よければ一度食事に来て欲しい。是非今までの経験を息子に語ってほしい、丁度そういった事柄に興味のある頃なんだ」
「……他意がないのであれば」
僕と、隣に並ぶコウを見てリーン卿は笑う。
「もちろんないさ、それでは失礼させてもらう」
「でしたら気が向けば」
僕の返事を彼は背中で受け、そのままエターナーと共に出て行った。
貴族と言ってもかなり話しやすい人だった、本当に気が向いたら食事程度なら構わないかもしれない。
「ごめんね二人とも、いろいろ楽になったかもしれないのに」
結果的に巻き込んでしまった二人に謝罪する。
三人で一緒に貴族街道まっしぐら……もしくは、泡銭でしばらくはのんびりとできたかもしれない。
僕はそれを自らの意思だけで蹴り飛ばしたんだ。
「いいよ、アメがそうしたいならそれがいい」
コウが囁く。
何もかも受けれてくれる彼の甘言に、心の底から溺れてしまいそうな甘い声で。
「ま、お金ぐらいはほしかったけど、ちゃんと適切な分は増やしてくれるって言ってたしね。

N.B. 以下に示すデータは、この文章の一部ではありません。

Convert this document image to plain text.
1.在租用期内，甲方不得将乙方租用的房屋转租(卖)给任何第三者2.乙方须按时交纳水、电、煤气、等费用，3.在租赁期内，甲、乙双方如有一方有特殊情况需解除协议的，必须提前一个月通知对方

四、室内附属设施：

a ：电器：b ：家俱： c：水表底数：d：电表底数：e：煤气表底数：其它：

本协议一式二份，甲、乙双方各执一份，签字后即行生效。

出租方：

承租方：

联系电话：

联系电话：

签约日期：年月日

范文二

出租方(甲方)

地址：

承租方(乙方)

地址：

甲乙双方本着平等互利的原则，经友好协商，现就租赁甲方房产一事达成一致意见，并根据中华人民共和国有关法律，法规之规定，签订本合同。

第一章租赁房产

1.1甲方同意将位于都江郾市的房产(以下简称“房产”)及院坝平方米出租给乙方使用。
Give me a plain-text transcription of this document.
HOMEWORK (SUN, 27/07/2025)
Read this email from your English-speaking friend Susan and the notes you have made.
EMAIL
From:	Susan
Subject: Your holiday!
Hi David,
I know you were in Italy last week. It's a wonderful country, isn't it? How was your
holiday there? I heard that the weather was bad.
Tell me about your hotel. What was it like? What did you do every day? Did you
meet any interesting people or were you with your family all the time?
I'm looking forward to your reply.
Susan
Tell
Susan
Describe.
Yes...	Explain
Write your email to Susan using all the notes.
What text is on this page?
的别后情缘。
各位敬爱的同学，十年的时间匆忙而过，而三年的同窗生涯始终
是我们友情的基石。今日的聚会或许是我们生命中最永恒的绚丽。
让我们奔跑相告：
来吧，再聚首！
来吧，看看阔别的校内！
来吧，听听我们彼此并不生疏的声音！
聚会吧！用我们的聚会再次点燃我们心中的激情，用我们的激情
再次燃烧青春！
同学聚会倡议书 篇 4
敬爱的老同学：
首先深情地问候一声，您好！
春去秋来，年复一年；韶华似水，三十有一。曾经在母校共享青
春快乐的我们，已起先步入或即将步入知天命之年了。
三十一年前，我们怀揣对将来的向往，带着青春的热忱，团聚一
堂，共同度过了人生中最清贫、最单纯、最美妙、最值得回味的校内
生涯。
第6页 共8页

無茶した甲斐はあったと思う、いろいろとね」
ルゥは笑う、まるではじめからそんなものに依存していないと言わんばかりに。
「それに、お金が余るってことは暇になるってことだ。それは嫌だな」
ルゥの言葉に心の底から同感する。退屈は敵だ、今回の仕事で学んだ。
そして僕達は大きなお金の使い道を今は求めていない、日々宿で暮らしてたまに娯楽や装備を整えるためにお金を使って、そうやって生きるため仕事で命を天秤に掛ける。
そんな日常が気づけば心地良いものとなっていた。
もっと。
もっと何か心地よいものがあったはずだけれど、今は意図的に忘れてしまおう。
今だけは、この瞬間だけでも、後ろではなく、前を見て。